Until they get to LFH's boundary for "small", and we have only the
vaguest idea what Martin's app does here -- we know it grows lists
containing 50K elements in the end, and ... well, that's all I really
know about it <wink>.

A well-known trick is applicable in that case, if Martin thinks it's
worth the bother:
grow the list to its final size once, at the start (overestimating if
you don't know for sure).  Then instead of appending, keep an index to
the next free slot, same as you'd do in C.  Then the list guts never
move, so if that doesn't yield the same kind of speedup without using
LFH, list copying wasn't actually the culprit to begin with.

> That would actually be something that is worth verifying, however.

Not worth the time to me -- Windows is closed-source, and I'm too old
to enjoy staring at binary disassemblies any more.  Besides, list guts
can't stay in LFH after the list exceeds 4K elements.  If list-copying
costs are significant here, they're far more likely to be due to
copying lists over 4K elements than under -- copying a list takes
O(len(list)) time.  So the realloc() strategy used by LFH _probably_
isn't of _primary)_ interest here.

> It could be that the Windows LFH is extra clever?

Sure -- that I doubt it moves Heaven & Earth to cater to reallocs is
just educated guessing.  I wrote my first production heap manager at
Cray Research, around 1979 <wink>.

> ...
> Well, it would also be useful to find out what code is calling the
> system malloc. This would make it easy to examine the code and see if
> it should be calling obmalloc or the system malloc. Any good ideas for
> easily obtaining this information? I imagine that some profilers must
> be able to produce a complete call graph?
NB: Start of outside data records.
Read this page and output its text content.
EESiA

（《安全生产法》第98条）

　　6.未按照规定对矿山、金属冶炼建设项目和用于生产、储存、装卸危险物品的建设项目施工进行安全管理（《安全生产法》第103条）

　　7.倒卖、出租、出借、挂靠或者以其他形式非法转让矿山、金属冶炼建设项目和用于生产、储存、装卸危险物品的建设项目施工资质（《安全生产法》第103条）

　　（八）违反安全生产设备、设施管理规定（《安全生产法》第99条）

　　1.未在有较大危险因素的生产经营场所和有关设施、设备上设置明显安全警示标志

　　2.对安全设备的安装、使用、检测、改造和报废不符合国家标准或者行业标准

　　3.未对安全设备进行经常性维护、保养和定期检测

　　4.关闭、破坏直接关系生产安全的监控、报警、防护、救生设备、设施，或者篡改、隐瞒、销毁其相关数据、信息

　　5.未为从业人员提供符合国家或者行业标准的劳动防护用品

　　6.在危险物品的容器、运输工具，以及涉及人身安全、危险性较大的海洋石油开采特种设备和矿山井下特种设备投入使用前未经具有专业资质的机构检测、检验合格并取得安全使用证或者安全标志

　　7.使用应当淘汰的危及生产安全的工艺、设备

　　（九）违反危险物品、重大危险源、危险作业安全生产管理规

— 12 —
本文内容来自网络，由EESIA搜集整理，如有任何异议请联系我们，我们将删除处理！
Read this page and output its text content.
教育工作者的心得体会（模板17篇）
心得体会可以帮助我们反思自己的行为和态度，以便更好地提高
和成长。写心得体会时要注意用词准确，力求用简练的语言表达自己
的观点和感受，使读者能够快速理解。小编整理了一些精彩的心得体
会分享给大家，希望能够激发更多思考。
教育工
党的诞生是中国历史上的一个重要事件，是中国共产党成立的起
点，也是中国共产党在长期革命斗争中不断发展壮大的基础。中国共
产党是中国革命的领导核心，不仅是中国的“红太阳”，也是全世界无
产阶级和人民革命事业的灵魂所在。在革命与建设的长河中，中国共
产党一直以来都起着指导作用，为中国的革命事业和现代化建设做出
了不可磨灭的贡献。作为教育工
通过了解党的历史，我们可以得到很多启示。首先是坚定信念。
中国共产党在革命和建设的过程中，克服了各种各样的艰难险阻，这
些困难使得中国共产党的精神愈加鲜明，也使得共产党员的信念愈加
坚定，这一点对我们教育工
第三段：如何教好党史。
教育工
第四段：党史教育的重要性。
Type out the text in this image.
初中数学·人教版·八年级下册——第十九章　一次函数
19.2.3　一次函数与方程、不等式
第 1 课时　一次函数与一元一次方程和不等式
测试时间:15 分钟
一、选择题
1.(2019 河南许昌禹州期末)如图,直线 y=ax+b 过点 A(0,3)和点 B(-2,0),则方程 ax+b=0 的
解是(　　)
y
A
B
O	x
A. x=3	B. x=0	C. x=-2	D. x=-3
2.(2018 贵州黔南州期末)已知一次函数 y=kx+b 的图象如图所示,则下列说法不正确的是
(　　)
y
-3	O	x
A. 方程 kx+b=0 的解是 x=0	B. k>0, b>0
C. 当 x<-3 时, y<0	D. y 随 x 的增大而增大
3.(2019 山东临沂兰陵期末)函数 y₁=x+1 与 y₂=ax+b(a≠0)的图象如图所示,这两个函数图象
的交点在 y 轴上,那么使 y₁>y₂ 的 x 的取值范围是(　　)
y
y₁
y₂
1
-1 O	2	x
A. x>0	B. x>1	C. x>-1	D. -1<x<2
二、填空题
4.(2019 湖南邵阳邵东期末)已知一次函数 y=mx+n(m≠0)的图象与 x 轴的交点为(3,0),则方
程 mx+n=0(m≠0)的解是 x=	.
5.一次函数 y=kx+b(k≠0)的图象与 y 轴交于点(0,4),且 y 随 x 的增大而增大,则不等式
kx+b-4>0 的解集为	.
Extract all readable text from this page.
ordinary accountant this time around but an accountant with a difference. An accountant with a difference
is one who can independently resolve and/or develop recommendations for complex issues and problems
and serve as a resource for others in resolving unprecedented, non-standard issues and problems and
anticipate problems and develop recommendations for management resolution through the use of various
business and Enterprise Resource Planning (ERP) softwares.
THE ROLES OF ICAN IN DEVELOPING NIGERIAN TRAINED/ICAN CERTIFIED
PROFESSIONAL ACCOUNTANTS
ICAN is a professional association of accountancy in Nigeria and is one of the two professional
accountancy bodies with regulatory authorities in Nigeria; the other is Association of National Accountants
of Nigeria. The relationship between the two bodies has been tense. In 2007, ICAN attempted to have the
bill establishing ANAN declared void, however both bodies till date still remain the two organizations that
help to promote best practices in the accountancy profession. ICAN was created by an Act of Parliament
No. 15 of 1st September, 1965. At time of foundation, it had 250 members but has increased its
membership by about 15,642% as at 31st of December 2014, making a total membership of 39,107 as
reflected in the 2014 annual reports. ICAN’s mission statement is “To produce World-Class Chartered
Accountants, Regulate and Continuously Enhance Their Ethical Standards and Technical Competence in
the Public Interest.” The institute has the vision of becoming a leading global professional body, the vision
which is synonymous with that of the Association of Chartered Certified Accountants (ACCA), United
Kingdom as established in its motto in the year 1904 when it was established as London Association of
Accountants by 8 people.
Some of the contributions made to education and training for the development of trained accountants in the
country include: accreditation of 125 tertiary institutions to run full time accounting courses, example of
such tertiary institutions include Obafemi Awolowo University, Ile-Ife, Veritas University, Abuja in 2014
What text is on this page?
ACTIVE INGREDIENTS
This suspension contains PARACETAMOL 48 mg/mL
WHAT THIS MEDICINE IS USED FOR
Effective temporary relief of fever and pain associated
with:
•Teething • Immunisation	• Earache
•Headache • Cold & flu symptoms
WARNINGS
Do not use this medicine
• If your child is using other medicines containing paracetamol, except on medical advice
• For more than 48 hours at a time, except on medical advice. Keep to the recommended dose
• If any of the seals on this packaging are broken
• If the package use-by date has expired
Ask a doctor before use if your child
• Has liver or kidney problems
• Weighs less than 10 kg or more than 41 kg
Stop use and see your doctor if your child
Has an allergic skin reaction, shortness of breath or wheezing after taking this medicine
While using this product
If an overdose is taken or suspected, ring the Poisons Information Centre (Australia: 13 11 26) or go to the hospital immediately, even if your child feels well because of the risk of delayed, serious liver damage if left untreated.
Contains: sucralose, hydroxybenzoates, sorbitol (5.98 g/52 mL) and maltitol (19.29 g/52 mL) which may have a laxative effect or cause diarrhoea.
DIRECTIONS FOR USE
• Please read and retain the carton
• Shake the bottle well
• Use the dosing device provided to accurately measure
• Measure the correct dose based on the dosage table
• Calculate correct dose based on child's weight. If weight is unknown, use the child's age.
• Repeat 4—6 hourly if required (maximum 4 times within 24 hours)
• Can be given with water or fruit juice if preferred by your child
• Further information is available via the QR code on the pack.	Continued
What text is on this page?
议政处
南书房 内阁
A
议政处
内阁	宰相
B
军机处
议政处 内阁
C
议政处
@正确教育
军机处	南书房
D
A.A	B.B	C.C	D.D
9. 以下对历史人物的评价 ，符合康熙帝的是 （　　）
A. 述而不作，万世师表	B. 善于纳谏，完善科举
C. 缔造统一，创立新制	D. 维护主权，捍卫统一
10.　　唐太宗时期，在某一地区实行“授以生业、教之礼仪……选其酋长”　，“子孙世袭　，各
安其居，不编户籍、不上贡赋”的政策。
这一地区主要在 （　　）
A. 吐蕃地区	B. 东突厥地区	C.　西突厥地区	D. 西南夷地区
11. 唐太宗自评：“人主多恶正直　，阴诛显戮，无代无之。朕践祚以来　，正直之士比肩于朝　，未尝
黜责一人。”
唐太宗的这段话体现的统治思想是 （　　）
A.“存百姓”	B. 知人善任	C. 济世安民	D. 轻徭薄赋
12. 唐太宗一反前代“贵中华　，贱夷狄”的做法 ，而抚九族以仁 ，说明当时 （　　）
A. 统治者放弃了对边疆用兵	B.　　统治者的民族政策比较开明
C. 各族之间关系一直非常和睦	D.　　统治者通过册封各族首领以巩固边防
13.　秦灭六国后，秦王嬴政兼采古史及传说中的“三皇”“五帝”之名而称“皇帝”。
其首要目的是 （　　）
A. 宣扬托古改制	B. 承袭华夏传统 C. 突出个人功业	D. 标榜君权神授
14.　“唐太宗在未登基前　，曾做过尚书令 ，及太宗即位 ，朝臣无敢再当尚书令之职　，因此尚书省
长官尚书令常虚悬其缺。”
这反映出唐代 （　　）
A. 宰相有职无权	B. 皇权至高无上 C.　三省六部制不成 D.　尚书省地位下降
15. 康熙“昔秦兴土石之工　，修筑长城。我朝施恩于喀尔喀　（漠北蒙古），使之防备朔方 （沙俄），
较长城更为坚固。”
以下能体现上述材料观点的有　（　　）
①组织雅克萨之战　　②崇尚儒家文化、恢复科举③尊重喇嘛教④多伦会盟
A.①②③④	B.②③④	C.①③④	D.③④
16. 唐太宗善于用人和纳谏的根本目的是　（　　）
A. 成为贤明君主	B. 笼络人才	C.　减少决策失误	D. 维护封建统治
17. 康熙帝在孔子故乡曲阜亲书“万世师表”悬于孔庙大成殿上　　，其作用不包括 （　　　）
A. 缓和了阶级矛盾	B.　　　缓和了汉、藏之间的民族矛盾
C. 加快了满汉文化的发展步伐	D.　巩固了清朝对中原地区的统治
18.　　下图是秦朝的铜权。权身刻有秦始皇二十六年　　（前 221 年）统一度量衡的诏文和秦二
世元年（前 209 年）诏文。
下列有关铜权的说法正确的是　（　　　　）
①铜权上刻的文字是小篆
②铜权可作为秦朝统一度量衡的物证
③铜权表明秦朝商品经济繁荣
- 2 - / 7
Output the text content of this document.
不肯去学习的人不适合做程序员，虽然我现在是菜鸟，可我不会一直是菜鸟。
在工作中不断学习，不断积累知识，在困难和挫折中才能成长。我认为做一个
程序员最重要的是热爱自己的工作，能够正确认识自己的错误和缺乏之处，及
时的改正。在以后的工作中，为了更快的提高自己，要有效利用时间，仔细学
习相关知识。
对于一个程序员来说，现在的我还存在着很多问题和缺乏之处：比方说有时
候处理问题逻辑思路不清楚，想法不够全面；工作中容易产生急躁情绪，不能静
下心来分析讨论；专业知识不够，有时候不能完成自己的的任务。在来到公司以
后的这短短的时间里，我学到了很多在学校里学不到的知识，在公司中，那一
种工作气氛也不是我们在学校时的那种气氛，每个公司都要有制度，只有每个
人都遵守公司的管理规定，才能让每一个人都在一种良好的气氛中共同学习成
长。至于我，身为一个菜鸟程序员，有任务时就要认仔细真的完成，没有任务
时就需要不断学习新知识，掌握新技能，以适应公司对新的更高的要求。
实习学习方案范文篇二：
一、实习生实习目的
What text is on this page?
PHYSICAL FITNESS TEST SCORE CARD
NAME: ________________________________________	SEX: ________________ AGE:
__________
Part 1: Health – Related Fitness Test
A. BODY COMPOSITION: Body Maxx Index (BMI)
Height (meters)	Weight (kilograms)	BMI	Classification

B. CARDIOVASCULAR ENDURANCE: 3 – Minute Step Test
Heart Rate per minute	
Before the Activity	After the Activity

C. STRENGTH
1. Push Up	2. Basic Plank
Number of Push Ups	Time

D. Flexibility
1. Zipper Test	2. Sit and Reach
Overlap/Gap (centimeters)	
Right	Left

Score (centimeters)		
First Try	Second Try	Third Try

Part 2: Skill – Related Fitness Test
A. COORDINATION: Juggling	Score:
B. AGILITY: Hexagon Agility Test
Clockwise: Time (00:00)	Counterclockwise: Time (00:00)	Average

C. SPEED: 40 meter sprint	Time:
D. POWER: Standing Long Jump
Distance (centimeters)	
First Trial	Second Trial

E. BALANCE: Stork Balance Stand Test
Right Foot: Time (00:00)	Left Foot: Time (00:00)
Windows supports extensive facilities for analyzing heap usage, even
from an external process that attaches to the process you want to
analyze.  Ditto for profiling.  But it's not easy, and I don't know of
any free tools that are of real help.  If someone were motivated
enough, it would probably be easiest to run Martin's app on a Linux
box, and use the free Linux tools to analyze it.